Segal, a 28-year professor at the system’s flagship campus and longtime member of the faculty senate, said he’s watched with frustration as the University of Maine system has grown increasingly at odds with itself, calling Ferguson’s task as an “impossible situation.”

Segal said that Ferguson was under pressures to both increase the profile of its flagship campus in Orono, while simultaneously “dumbing down” requirements for transfer credits and programs to allow more students mobility from community colleges into the University of Maine system. Orono, as an autonomous campus for 103 years, cannot easily be merged with six other campuses with varying degrees of program quality and facilities.

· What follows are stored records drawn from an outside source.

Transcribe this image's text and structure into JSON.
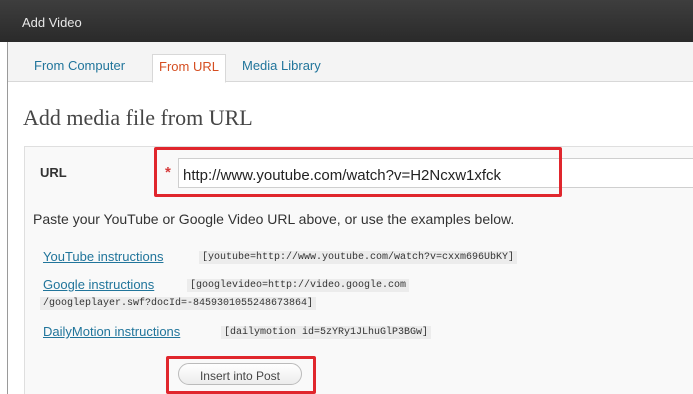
{
  "window": {
    "title": "Add Video"
  },
  "tabs": [
    {
      "label": "From Computer",
      "active": false
    },
    {
      "label": "From URL",
      "active": true
    },
    {
      "label": "Media Library",
      "active": false
    }
  ],
  "main": {
    "heading": "Add media file from URL",
    "url_label": "URL",
    "required_mark": "*",
    "url_value": "http://www.youtube.com/watch?v=H2Ncxw1xfck",
    "hint": "Paste your YouTube or Google Video URL above, or use the examples below.",
    "examples": [
      {
        "link": "YouTube instructions",
        "code": "[youtube=http://www.youtube.com/watch?v=cxxm696UbKY]"
      },
      {
        "link": "Google instructions",
        "code": "[googlevideo=http://video.google.com",
        "code2": "/googleplayer.swf?docId=-8459301055248673864]"
      },
      {
        "link": "DailyMotion instructions",
        "code": "[dailymotion id=5zYRy1JLhuGlP3BGw]"
      }
    ],
    "insert_button": "Insert into Post"
  },
  "colors": {
    "link": "#21759b",
    "active_tab": "#d54e21",
    "highlight": "#e0262d",
    "titlebar": "#333333"
  }
}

If all the campuses are supposed to offer equal educational opportunities, why, Segal asked, is tuition higher in Orono? “The obvious point is that the quality of the facilities—thats why you pay more,” Segal said. “The system has never resolved how you distinguish between a flagship in more than name, and a system which is at once a system of seven equals and a system of seven unequals.”

Segal said he is perplexed at how high-level administrators make decisions. For example, to nominate someone for an honorary degree is a 14-month process, yet when the trustees chose to freeze tuition for three years, discussion lasted roughly ten minutes. Also not to be discounted is Ferguson’s new salary, which he estimated to be about $200,000 more in Indiana.“Let’s be honest,” he said. “We all hope that Ferguson gets free parking at Ball State.”